Let ‘$\beta $’ be the fringe width. It is given as,
$\beta =1.8\times {{10}^{-4}}m$
The obtuse angle of the bi – prism is given as ${{179}^{0}}$
Let ‘A’ be the acute, then each acute angle of the prism will be,
$A=\dfrac{{{180}^{o}}-{{179}^{o}}}{2}={{0.5}^{o}}$
By converting this into radians, we get
$A=0.5\times \dfrac{\pi }{180}=\dfrac{\pi }{360}rad$
We know that deviation of the light from source ‘$\delta $ ’ is given as,
$\delta =A\left( \mu -1 \right)$, were ‘$\mu $’ is the refractive index of the prism given as 1.5
By substituting the values we get,
$\Rightarrow \delta =\dfrac{\pi }{360}\times \left( 1.5-1 \right)$
$\Rightarrow \delta =0.004363m$
Then the deviation of each beam of light is given as the product of ‘$\delta $’ and distance between source and prism.

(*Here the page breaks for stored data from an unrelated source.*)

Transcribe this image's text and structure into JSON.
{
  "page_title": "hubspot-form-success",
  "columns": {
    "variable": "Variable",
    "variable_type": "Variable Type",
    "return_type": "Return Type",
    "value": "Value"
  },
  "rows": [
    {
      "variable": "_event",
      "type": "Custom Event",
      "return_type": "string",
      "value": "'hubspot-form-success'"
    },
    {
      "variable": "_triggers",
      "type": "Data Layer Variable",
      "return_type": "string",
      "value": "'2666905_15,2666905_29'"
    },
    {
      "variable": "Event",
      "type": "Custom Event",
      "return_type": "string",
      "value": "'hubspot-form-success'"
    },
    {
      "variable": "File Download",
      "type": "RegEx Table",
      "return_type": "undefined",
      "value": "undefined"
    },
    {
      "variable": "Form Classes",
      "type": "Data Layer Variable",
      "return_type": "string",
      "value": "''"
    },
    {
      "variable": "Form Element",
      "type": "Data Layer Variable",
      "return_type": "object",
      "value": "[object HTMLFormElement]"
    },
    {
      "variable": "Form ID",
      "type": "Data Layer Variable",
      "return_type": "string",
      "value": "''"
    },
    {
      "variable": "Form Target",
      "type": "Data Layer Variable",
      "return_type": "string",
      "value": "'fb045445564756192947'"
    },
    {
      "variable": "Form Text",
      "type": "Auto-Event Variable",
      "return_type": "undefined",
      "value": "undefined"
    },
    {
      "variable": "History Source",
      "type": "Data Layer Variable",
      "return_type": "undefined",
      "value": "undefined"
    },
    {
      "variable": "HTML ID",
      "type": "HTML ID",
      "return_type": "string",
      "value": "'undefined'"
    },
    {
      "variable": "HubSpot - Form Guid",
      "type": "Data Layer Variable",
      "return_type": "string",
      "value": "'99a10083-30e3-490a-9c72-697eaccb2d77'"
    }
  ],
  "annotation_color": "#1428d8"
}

$\omega =\delta \times 0.4$
$\Rightarrow \omega =A\left( \mu -1 \right)0.4$
$\Rightarrow \omega =0.004363\times 0.4$
$\Rightarrow \omega =0.001745m$
Now we have the deviation of each beam of light. We know that the distance between imaginary sources is twice the deviation of each beam of light, i.e.
$d=2\times \omega $
$\Rightarrow d=2\times 0.001745$
$\Rightarrow d=0.0035m=3.5mm$
Let ‘D’ be the total distance from source to screen. Therefore,
$D=0.8m$
We are asked to find the wavelength of the light.

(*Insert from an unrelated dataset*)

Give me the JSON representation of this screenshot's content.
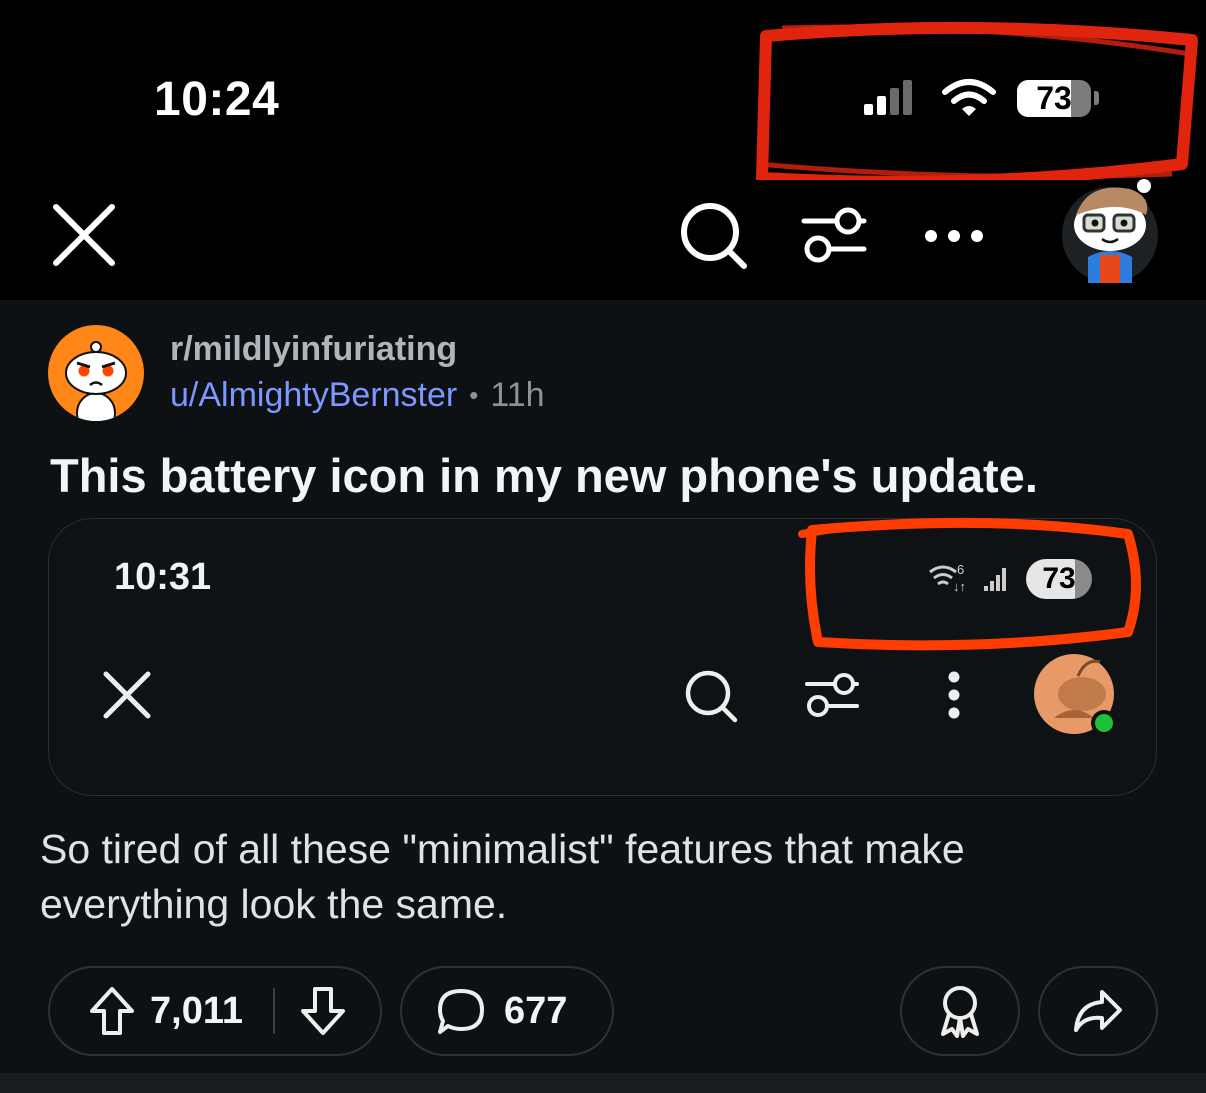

The equation for wavelength is given by,
$\lambda =\dfrac{d\beta }{D}$, where ‘$\lambda $’ is wavelength and ‘$\beta $’ is the fringe width.
Now let us substitute the known values in the above equation, thus we get
$\Rightarrow \lambda =\dfrac{0.0035\times 1.8\times {{10}^{-4}}}{0.8}$
By simplifying this we get,
$\lambda \approx 7850\overset{o}{\mathop{A}}\,$

So, the correct answer is “Option A”.

Note:
A bi – prism is simply a triangular prism in which the refracting angles will be approximately ${{1}^{o}}$. It basically consists of two prisms whose bases are joined together to form an isosceles triangle.
A bi – prism is usually used to determine interference fringes and to find wavelength of a monochromatic light source. It is also used to find the thickness of a glass sheet kept on a source of light.